WebLicht Overview
From WebLichtWiki
Overview
WebLicht is a service orchestration and execution environment built upon Service Oriented Architecture principles. Although it is currently mostly used for incremental automatic annotation of text corpora, other uses such as audio data processing are under development. The main components of WebLicht are:
- A set of distributed webservices (with metadata)
- A harvester for aggregating metadata about the distributed webservices
- An orchestration engine for building valid webservice workflows
- A user-friendly web application for construction and invocation of workflows, which relies on the harvester and the orchestration engine
A Typical User Session
One of the functionalities of the WebLicht web application is to build and execute chains of web services. Interacting with a HTML-based graphical interface, the user uploads a file to be processed. On the server, the WebLicht system analyzes the input and creates a data profile for the file.
WebLicht next invokes the repository component, providing it with the profile and asking for all the tools (web services) that can process the data described in the profile. On a successful answer (meaning that the repository found at least one such service) WebLicht updates the graphical user interface to display the matching web services, and the user is asked to choose one by dragging it into the processing chain box.
Once the user selects a web service, the repository component computes the profile of the output data that will result from invoking the selected tool on the original input data.
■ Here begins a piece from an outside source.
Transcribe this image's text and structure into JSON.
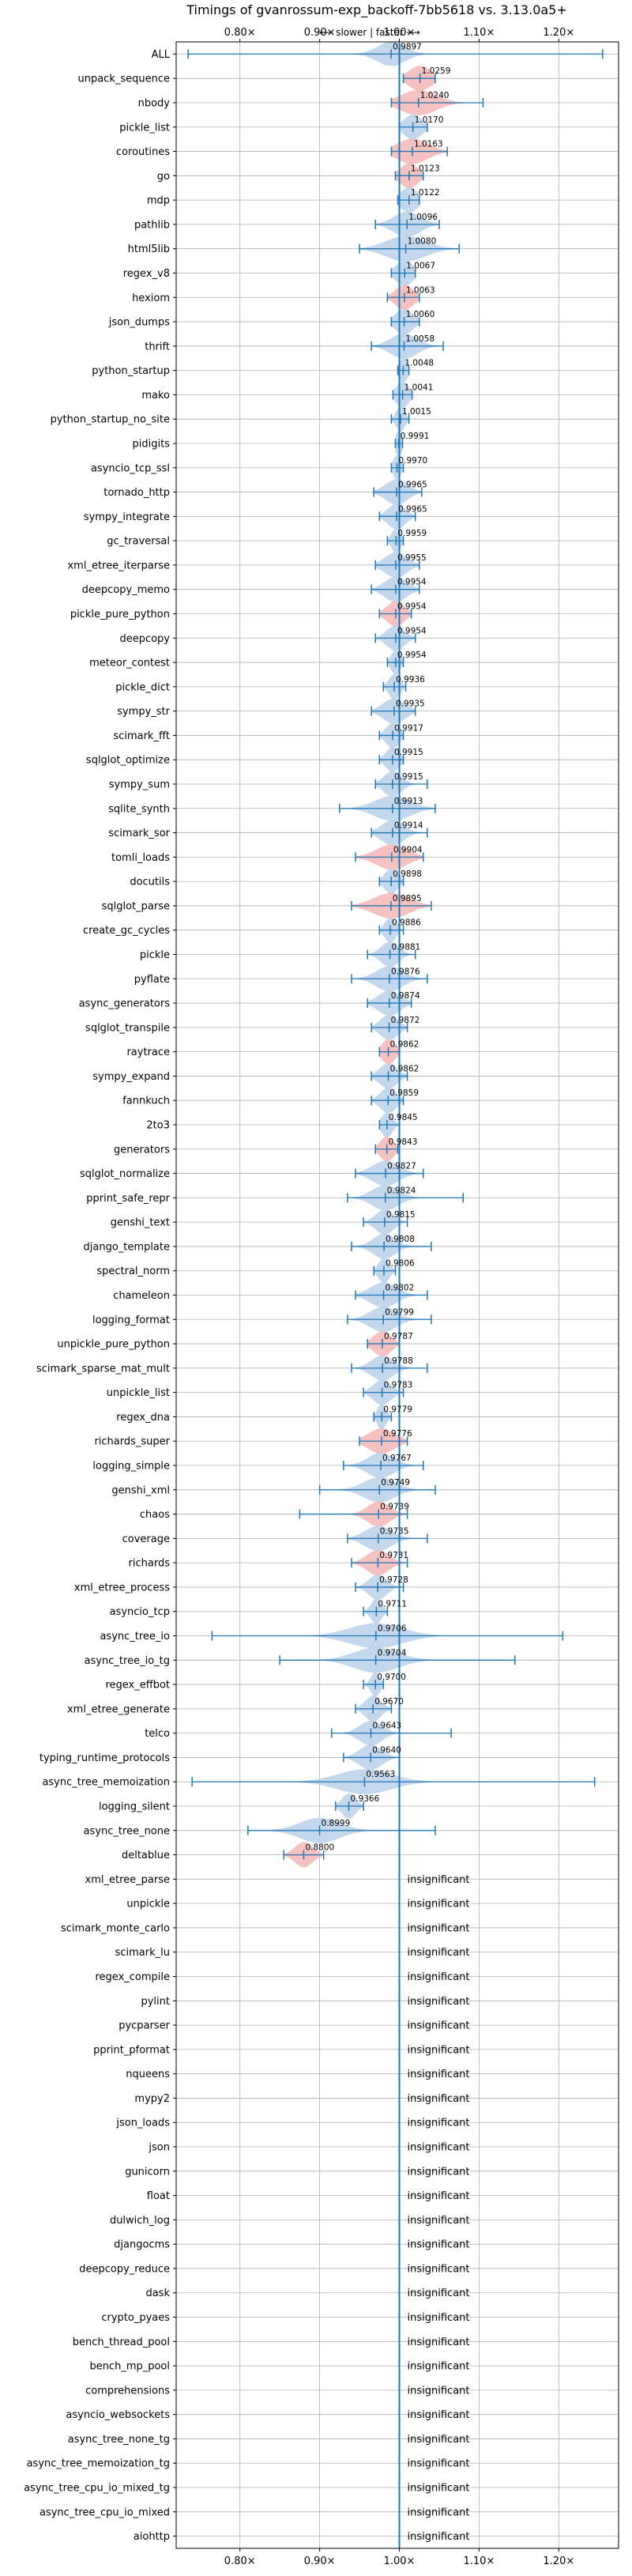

The resulting data profile can again be used to query the repository for a new list of tools. The user may then add one of those tools to the chain. This process can be repeated until the repository service reports that there are no tools that are able to process the final data. The resulting list of selected web services is called a tool chain.
The chain is constructed in a static fashion, using the web services' orchestration metadata and the data profiles, without any service being actually called. Once a chain is constructed, the user can initiate its execution causing the server to sequentially call each web service using the output data of each service as input to the next. The user has the option to visualize or download the results of each tool as they become available.